Sunday 16 November 2008

Alone Grieving at Christmas

Christmas is coming up and this is a very difficult time of year for many of us who might be alone, or struggling to bring up children on their own, and also possibly suffering from problems with debts, or with job losses. 

On I'm A Celebrity last night, Esther Rantzen was overwhelmed by a wave of grief as she was reminded of not only all that she had left behind, but also the very sad fact that even when she returns home, her husband won't be there. 

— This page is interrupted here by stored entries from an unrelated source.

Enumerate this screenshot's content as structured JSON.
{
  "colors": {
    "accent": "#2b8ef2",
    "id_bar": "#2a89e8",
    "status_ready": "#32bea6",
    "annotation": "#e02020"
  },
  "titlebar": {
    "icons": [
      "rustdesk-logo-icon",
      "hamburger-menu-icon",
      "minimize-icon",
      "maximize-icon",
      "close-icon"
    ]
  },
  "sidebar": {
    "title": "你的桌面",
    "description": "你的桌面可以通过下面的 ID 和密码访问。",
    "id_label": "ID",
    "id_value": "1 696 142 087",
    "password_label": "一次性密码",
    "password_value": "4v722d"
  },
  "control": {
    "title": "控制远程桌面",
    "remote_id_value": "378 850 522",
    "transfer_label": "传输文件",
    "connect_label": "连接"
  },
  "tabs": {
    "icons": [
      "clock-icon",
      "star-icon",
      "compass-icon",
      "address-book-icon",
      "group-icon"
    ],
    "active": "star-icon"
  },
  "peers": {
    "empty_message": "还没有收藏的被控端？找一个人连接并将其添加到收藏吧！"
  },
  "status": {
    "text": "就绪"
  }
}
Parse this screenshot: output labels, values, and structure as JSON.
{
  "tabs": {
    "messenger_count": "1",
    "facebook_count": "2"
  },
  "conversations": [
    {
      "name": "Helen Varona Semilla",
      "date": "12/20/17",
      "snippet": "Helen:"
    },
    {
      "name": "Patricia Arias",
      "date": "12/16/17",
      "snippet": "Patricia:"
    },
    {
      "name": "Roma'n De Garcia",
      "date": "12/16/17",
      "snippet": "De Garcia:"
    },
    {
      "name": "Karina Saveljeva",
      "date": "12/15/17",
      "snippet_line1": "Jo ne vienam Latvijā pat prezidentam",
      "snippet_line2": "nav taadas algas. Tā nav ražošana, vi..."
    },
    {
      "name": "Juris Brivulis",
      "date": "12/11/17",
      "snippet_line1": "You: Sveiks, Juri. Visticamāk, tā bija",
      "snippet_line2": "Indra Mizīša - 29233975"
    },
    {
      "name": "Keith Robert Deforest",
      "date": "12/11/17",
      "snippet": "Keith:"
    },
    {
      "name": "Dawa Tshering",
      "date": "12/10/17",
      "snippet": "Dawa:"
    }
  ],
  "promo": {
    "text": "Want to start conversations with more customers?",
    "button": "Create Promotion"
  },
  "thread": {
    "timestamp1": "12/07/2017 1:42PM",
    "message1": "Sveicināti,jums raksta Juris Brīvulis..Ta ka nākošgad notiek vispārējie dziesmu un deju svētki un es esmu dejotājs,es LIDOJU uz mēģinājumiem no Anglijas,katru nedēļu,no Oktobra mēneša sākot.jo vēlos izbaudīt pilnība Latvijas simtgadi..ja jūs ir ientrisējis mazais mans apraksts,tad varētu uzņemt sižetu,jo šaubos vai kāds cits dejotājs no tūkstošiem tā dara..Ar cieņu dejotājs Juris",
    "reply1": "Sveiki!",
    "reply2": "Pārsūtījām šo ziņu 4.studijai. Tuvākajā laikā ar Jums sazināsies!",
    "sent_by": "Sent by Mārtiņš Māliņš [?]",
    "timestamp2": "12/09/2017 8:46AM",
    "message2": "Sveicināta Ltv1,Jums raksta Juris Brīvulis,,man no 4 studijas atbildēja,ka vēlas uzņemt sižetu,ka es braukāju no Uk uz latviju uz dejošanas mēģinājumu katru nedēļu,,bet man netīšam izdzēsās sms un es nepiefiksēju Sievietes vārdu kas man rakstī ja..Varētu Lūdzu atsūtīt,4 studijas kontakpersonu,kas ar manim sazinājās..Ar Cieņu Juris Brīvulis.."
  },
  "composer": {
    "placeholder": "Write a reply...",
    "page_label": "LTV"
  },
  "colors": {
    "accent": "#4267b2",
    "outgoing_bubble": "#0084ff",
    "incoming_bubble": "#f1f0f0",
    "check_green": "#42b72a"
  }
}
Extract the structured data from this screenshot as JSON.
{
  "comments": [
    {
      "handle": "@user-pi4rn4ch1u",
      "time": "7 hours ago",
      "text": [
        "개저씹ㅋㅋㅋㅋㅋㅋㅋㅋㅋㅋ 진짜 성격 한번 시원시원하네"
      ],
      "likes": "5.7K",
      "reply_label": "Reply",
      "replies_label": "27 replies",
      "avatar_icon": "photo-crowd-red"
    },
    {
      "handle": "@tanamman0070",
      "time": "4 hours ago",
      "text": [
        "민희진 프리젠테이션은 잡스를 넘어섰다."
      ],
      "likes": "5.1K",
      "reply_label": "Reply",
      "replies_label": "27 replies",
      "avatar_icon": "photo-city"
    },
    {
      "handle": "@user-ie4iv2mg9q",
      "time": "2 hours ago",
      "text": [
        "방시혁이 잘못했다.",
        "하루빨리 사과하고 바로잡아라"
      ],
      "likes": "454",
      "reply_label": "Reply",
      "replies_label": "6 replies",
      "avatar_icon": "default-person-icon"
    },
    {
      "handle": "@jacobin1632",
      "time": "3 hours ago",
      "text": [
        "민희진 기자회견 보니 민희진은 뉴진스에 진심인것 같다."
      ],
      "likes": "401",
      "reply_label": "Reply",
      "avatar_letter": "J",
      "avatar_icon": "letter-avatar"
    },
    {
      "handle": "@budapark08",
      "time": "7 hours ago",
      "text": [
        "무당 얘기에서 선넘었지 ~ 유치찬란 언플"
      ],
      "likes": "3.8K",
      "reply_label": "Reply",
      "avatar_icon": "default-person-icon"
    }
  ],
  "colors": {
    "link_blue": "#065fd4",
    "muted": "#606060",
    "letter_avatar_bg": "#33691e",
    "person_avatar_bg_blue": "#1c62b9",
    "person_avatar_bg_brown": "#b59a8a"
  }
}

This is a very public reminder to those of us who struggle with feelings of loss, that grieving can be unpredictable, public and overwhelming. It knows no social boundaries. It comes in waves, and can be embarrassing - it can get you in the supermarket, or going for a walk, or waiting for a bus. You might hear a song, or even walk past someone's garden with plants in that your lost loved one used to like (or dislike.) If you are having problems coping with these feelings, there are many bereavement organisations that can help you out - just having someone to chat to about these things can be incredibly helpful. 

It is sometimes hard talking to family members - you might know something about the person who died that no-one else knows, or might be angry that they have left you struggling alone. They might have abused you, or not told you they were dying. They might have got themselves killed by doing something stupid. Or by sacrificing themselves for the greater good - you might selfishly hate them for having joined the Armed Forces, for example, or even for having been a revolutionary, sticking up for a principle. You might think that some of what you feel is inappropriate. Family members might be angry at you, or each other, especially if the person concerned was a suicide. This is why it helps to talk to non-family members, so that you can step back from the agreement that has to be involved in the social family process of 'creating a memory' of a loved one.

Some forms of separation can leave you feeling like you are grieving for someone who has died. If you find out that your partner has been unfaithful and they leave you for a new love, this is like another form of death, as you mourn the loss of the person who you believed in, as well as the loss of your old, trusting self, and the birth of a new, more (it can feel like) distrustful person.

There are some great books on grief; Elizabeth Kubler-Ross wrote and explored the process of grieving in an intelligent way. For children coping with loss, Michael Rosen's 'The Sad Book' is an absolute (and acknowledged) masterpiece, for which he deserves to win just about every prize going. Also, Sharon Creech's 'Walk Two Moons' and for younger children, 'Badger's Parting Gifts' by Susan Varley. 

Although confronting and exploring grief can seem very frightening - it is sometimes a bit like in the fairy tales: turn around on the monster and confront it, and it can become more of a companion. It might be with you for life, but it should eventually shrink and become more manageable. 

Do see your doctor and think seriously about anti-depressants and/or counselling if it all becomes too much. These are very effective forms of therapy (usually most effective together), and should get you through the worst of the process. 

And finally - back to Christmas - if you are feeling bad, think of others. This is one of the best ways to lift you out of yourself for a while. Locally, Gosport Voluntary Action are always looking for help.  It wouldn't do any harm just to go along and say hello to the lovely people who work there. This is not to say, 'snap out of it,' or anything like that, but if you can find others who need a hand, or support someone more vulnerable than yourself, by whatever means you have at your disposal, then this may well help you to restore your sense of self, and your feeling of being a capable, loving person, if this has been in any way diminished.